There are several signs that the credit markets continue to heal and ­the willingness to take risk is being restored. The most important is that the TED spread (an indicator of banks' willingness to lend to each other) continues to narrow. With the three-month LIBOR at 0.30 percent and three-month Treasuries at just 0.13 percent, the TED spread has fallen to just 17 basis points. Keep in mind that the spread reached more than 4.5 percent nearly one year ago. This is now about as good as it gets.

The second important trend is that Fed data shows that the primary dealers are lending more to buyers of high-yield corporate loans, mortgage-backed and other asset-backed securities. Their holdings of $27.6 billion of such securities as collateral for financings lasting more than one day as of Aug. 12 was up 75 percent from just three months earlier.
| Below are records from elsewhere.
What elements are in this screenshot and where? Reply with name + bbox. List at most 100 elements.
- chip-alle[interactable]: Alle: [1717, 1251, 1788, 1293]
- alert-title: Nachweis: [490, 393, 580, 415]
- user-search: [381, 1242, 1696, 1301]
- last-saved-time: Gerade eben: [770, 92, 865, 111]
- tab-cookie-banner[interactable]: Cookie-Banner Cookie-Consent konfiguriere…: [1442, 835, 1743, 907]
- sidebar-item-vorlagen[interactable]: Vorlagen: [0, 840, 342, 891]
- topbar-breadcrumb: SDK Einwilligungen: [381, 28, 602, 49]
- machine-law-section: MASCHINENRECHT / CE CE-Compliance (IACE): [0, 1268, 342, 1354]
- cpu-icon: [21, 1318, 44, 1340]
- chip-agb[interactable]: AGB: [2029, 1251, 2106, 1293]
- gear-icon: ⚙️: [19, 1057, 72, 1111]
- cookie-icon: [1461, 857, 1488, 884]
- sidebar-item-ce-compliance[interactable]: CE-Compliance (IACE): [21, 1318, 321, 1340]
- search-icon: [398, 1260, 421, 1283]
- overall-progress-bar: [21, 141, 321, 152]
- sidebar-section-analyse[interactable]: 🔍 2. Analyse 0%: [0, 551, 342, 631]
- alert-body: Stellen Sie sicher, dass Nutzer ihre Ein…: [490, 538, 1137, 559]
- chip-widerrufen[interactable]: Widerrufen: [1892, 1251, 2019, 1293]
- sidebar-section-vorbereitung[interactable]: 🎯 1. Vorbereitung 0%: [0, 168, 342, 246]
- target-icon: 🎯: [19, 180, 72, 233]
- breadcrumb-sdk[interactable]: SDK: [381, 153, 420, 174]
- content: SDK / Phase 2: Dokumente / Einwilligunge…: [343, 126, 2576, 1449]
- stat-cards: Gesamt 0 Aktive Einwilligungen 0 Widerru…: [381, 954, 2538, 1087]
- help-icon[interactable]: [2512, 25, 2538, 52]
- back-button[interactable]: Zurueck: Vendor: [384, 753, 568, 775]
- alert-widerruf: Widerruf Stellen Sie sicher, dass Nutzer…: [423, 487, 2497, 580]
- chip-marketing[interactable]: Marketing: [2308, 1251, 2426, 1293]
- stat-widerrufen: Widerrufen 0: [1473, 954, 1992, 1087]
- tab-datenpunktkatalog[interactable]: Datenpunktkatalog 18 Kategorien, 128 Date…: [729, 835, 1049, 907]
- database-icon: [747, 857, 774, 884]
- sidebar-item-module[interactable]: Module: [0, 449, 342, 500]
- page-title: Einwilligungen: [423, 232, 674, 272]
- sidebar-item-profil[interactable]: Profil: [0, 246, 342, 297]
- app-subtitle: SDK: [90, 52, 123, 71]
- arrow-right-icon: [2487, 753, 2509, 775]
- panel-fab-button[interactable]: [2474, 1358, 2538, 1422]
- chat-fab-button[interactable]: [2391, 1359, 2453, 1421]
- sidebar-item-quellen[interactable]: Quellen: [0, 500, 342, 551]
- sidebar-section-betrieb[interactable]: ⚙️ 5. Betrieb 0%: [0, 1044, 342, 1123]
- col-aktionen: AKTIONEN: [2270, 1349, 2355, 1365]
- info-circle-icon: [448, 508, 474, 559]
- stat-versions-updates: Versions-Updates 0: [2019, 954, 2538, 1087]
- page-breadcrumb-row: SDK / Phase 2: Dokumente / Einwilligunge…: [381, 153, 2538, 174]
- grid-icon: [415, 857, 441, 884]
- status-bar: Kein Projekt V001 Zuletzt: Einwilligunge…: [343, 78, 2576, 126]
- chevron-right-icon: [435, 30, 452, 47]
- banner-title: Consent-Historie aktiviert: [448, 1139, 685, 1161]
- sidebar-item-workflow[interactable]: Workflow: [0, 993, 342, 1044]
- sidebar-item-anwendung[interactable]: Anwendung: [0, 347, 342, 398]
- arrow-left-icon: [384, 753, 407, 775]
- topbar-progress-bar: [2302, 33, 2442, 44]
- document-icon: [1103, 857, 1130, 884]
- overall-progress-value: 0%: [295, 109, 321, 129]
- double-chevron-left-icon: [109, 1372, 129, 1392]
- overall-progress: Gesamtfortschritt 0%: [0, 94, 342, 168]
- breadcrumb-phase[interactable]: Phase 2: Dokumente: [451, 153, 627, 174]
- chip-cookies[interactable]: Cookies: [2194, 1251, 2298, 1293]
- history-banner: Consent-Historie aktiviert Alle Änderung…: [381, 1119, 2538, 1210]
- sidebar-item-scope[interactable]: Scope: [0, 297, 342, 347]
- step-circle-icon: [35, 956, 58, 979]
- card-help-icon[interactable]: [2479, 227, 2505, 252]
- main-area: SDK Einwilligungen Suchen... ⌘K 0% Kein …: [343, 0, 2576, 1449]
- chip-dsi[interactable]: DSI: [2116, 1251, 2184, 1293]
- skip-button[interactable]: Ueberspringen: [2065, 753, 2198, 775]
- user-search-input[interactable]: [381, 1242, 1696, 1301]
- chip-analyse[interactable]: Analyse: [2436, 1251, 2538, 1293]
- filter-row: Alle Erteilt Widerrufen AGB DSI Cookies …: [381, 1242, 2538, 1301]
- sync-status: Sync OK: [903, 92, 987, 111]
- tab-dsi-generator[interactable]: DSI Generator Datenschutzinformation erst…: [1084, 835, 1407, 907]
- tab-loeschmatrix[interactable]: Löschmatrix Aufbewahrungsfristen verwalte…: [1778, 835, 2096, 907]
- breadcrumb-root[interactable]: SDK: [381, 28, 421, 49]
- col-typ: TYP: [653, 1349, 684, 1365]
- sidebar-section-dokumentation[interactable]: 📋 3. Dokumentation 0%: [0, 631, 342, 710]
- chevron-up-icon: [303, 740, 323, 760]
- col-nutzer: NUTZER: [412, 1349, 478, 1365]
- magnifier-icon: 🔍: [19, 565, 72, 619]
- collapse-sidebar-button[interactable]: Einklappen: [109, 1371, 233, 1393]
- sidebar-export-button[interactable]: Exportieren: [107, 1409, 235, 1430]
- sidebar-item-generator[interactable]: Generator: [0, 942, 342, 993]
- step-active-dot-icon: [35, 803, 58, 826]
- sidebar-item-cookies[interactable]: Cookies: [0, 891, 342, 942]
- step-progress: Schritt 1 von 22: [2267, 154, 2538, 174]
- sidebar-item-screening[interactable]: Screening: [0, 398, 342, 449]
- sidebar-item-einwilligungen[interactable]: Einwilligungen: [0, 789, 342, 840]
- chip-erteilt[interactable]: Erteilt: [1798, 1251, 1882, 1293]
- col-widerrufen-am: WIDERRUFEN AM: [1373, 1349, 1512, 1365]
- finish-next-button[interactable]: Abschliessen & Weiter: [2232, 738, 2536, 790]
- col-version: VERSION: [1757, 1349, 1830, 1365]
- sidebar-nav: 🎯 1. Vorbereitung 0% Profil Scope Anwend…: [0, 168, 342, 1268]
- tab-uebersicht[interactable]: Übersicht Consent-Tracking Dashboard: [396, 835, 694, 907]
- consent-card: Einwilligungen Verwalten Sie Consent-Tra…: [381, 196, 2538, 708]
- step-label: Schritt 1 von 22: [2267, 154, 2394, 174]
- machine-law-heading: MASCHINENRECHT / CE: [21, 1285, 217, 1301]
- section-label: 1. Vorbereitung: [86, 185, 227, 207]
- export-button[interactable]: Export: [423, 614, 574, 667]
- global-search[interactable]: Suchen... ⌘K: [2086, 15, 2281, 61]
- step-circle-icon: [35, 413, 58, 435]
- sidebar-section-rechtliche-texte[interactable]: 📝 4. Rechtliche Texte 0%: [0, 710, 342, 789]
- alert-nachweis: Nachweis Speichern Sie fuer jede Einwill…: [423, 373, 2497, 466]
Third, the spread between Treasuries and corporate debt has narrowed dramatically. For example, in the last six months the spread for high-yield bonds was cut by more than half, falling from above 8 percent to less than 4 percent. And the spread of 10-year AAA corporate debt to Treasuries, which exceeded 2 percent during the crisis, has fallen to less than 0.7 percent. And liquidity has been restored. Corporations are issuing a record amount of debt.

While the media tends to focus on the rising unemployment figure (a lagging indicator of the economy), the flight to liquidity and safety has begun to unwind. Markets (and investors' willingness to take risk) are returning to normal. This is one of the major factors behind the rally in the equity market (which is a leading indicator of the economy).